The Story
Why it exists.
The beginning
The name comes from James Oppenheim's poem, 'Bread and Roses', later made famous by Judy Collins. Not just a phrase, but an argument: that people deserve more than mere survival. Nourishment AND dignity. The ordinary AND the beautiful. Alie Kiral built Bread + Roses around that tension: what happens when you take something as humble as bread and treat it with the same attention you'd give a rare floral? The answer lives in the bottle.

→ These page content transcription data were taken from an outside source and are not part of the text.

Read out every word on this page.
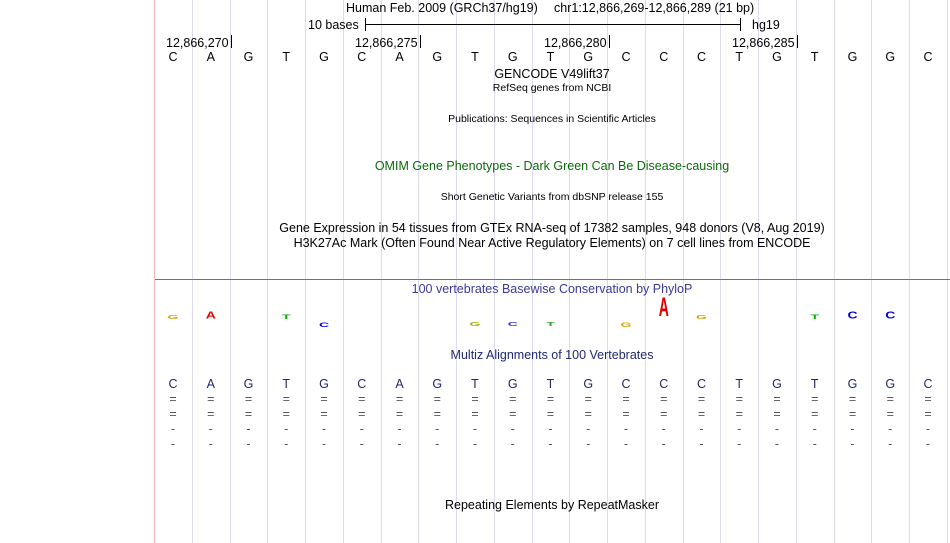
Human Feb. 2009 (GRCh37/hg19) chr1:12,866,269-12,866,289 (21 bp)
10 bases	hg19
12,866,270	12,866,275	12,866,280	12,866,285
C	A	G	T	G	C	A	G	T	G	T	G	C	C	C	T	G	T	G	G	C
GENCODE V49lift37
RefSeq genes from NCBI
Publications: Sequences in Scientific Articles
OMIM Gene Phenotypes - Dark Green Can Be Disease-causing
Short Genetic Variants from dbSNP release 155
Gene Expression in 54 tissues from GTEx RNA-seq of 17382 samples, 948 donors (V8, Aug 2019)
H3K27Ac Mark (Often Found Near Active Regulatory Elements) on 7 cell lines from ENCODE
100 vertebrates Basewise Conservation by PhyloP
G	A	T
C	G	C	T	G
A	G	T	C	C
Multiz Alignments of 100 Vertebrates
C	A	G	T	G	C	A	G	T	G	T	G	C	C	C	T	G	T	G	G	C
=	=	=	=	=	=	=	=	=	=	=	=	=	=	=	=	=	=	=	=	=
=	=	=	=	=	=	=	=	=	=	=	=	=	=	=	=	=	=	=	=	=
-	-	-	-	-	-	-	-	-	-	-	-	-	-	-	-	-	-	-	-	-
-	-	-	-	-	-	-	-	-	-	-	-	-	-	-	-	-	-	-	-	-
Repeating Elements by RepeatMasker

Bread as a perfumery note isn't new. But here it arrives with a specific honesty, the yeasty, buttery warmth of a fresh baguette rather than a vague gourmand abstraction. That matters because it sets the rest of the composition on solid ground. The rose doesn't compete with the bread; it grows from it. The result is a fragrance that feels both familiar and surprising, the way the best everyday things do.
The evolution
The opening hits bright and immediate, sweet orange zest lifting the warm nutmeg, bread dough providing the base before you've even finished reading the label. Twenty minutes in, the rose appears. Not a splash of petals, but something denser, almost jam-like, as if someone crumpled dried petals into warm bread dough. The bread note softens without disappearing, settling into the composition like something that's been there all along. By the third hour, cocoa and labdanum take over, warm, resinous, with a quiet sweetness that doesn't compete. The whole thing holds for 6-8 hours on most skin. The next morning, there's a ghost of it on fabric: warm, floral, faintly sweet.
Cultural impact
Bread + Roses sits comfortably in the gourmand floral space without sounding like anything else. The bread note earns attention because it's specific, yeasty and buttery, the real thing, rather than a vague proxy for sweet. For wearers who find most rose fragrances too precious, this offers a different entry point: warmer, more grounded, still beautiful.